Ticino Il pastore è ottimista: «C'è spiritualità nei giovani»

SwissTXT / red

25.12.2022

Stefano D'Archino, presidente sinodale della Chiesa evangelica riformata
Stefano D'Archino, presidente sinodale della Chiesa evangelica riformata
archivio Ti-Press

In occasione del Natale, ecco cosa pensa Stefano D'Archino, presidente della Chiesa evangelica riformata nel Ticino.

SwissTXT / red

Una laurea in matematica e successivamente una in teologia evangelica alla Facoltà valdese. È il percorso, tra scienza e fede, di Stefano D’Archino, 62 anni, romano di nascita, pastore della comunità riformata di Bellinzona e da maggio presidente del Consiglio sinodale della Chiesa evangelica riformata nel Ticino.

«Curo i protestanti di questo vasto territorio che va da Airolo al Gambarogno . Con me c’è un collega di lingua tedesca, per cui mi rivolgo soprattutto a chi parla italiano», si racconta D’Archino ai microfoni della RSI.

Dopo l’infanzia a Roma, gli studi, il lavoro come informatico e poi come pastore nel sud Italia, D’Archino a un certo punto si è trasferito in Bregaglia, dove è stato pastore per oltre 16 anni.

In maggio è succeduto a Tobias Ulbrich, presidente del Consiglio sinodale per 12 anni.

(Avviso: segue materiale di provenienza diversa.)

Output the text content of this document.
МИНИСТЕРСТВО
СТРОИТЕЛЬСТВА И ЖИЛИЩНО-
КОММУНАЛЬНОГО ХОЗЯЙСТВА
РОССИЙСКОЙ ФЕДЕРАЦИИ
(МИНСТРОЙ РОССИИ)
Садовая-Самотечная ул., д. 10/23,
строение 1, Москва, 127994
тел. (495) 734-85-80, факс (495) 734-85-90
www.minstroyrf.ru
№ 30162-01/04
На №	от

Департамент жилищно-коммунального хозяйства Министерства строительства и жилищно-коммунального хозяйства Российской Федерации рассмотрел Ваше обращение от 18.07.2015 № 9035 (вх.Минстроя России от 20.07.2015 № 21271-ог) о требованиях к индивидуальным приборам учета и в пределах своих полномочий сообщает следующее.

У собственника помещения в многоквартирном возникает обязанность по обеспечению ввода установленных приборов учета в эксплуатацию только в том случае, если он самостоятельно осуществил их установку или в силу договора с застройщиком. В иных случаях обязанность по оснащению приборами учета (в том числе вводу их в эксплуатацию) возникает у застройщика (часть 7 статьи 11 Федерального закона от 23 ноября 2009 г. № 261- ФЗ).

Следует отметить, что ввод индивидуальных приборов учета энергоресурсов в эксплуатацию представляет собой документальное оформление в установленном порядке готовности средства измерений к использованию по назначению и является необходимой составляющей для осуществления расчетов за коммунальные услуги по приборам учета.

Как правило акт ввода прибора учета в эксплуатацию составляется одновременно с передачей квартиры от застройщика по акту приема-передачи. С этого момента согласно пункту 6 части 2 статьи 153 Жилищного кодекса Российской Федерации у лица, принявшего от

Un incarico che D’Archino non ha preso alla leggera: «Quando mi hanno chiesto di presentarmi ho detto che si trattava di qualcosa di abbastanza complesso. Tra piccole e grandi incombenze, per un presidente c’è anche un aspetto di rappresentanza, di gestione e di propulsione verso il futuro della nostra Chiesa cantonale».

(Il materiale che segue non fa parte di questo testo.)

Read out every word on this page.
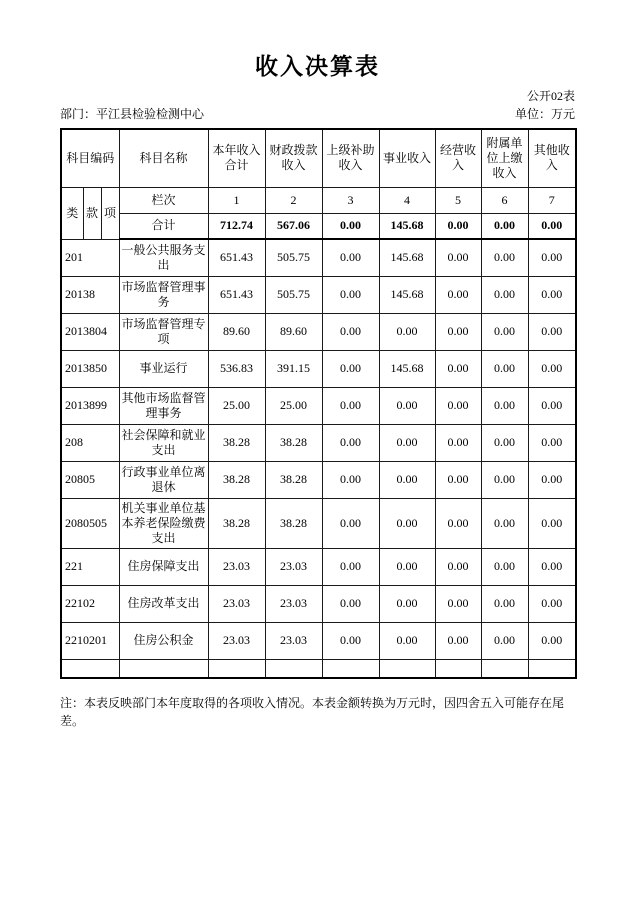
收入决算表
公开02表
部门：平江县检验检测中心	单位：万元
科目编码			科目名称	本年收入合计	财政拨款收入	上级补助收入	事业收入	经营收入	附属单位上缴收入	其他收入
类	款	项	栏次	1	2	3	4	5	6	7
			合计	712.74	567.06	0.00	145.68	0.00	0.00	0.00
201			一般公共服务支出	651.43	505.75	0.00	145.68	0.00	0.00	0.00
20138			市场监督管理事务	651.43	505.75	0.00	145.68	0.00	0.00	0.00
2013804			市场监督管理专项	89.60	89.60	0.00	0.00	0.00	0.00	0.00
2013850			事业运行	536.83	391.15	0.00	145.68	0.00	0.00	0.00
2013899			其他市场监督管理事务	25.00	25.00	0.00	0.00	0.00	0.00	0.00
208			社会保障和就业支出	38.28	38.28	0.00	0.00	0.00	0.00	0.00
20805			行政事业单位离退休	38.28	38.28	0.00	0.00	0.00	0.00	0.00
2080505			机关事业单位基本养老保险缴费支出	38.28	38.28	0.00	0.00	0.00	0.00	0.00
221			住房保障支出	23.03	23.03	0.00	0.00	0.00	0.00	0.00
22102			住房改革支出	23.03	23.03	0.00	0.00	0.00	0.00	0.00
2210201			住房公积金	23.03	23.03	0.00	0.00	0.00	0.00	0.00

注：本表反映部门本年度取得的各项收入情况。本表金额转换为万元时，因四舍五入可能存在尾差。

«Le Chiese come istituzione hanno perso appeal»

Nonostante un’indagine dell’Ufficio cantonale di statistica dica che il numero di chi si dichiara parte di una religione sia in notevole calo, il pastore di Bellinzona resta ottimista: «Devo dire che i numeri in Ticino non sono così drammatici, proprio perché probabilmente la nostra Chiesa evangelica riformata è così piccola. È chiaro però che a livello non solo svizzero, ma europeo, le Chiese come istituzione hanno perso una parte del loro appeal».

L’esperienza diretta, «scientifica», di D’Archino lo porta tuttavia ad essere ottimista. È vero, dice, che «le persone non vogliono essere inquadrate in una Chiesa e il senso comunitario sta venendo meno. D’altra parte, incontrando i giovani, io non ho visto un grande ateismo, ma ho notato anzi un grande interesse verso i temi della spiritualità delle religioni. Non sono quindi così negativo, penso che dobbiamo in quando modo riposizionarci come Chiesa e nel nostro presentare le attività che facciamo».

Inaggirabile la domanda sui suoi desideri per Natale. «Ci provo – risponde –. In fondo per me il Natale fa parte dell’anno liturgico. I temi vanno avanti, tempo dopo tempo, nel parlare alla comunità e alle persone che uno incontra di un Signore che viene per cambiare la nostra situazione e per darci speranza e forza. Con il Natale diciamo questo, ma in fondo lo diciamo in varie maniere tutto l’anno».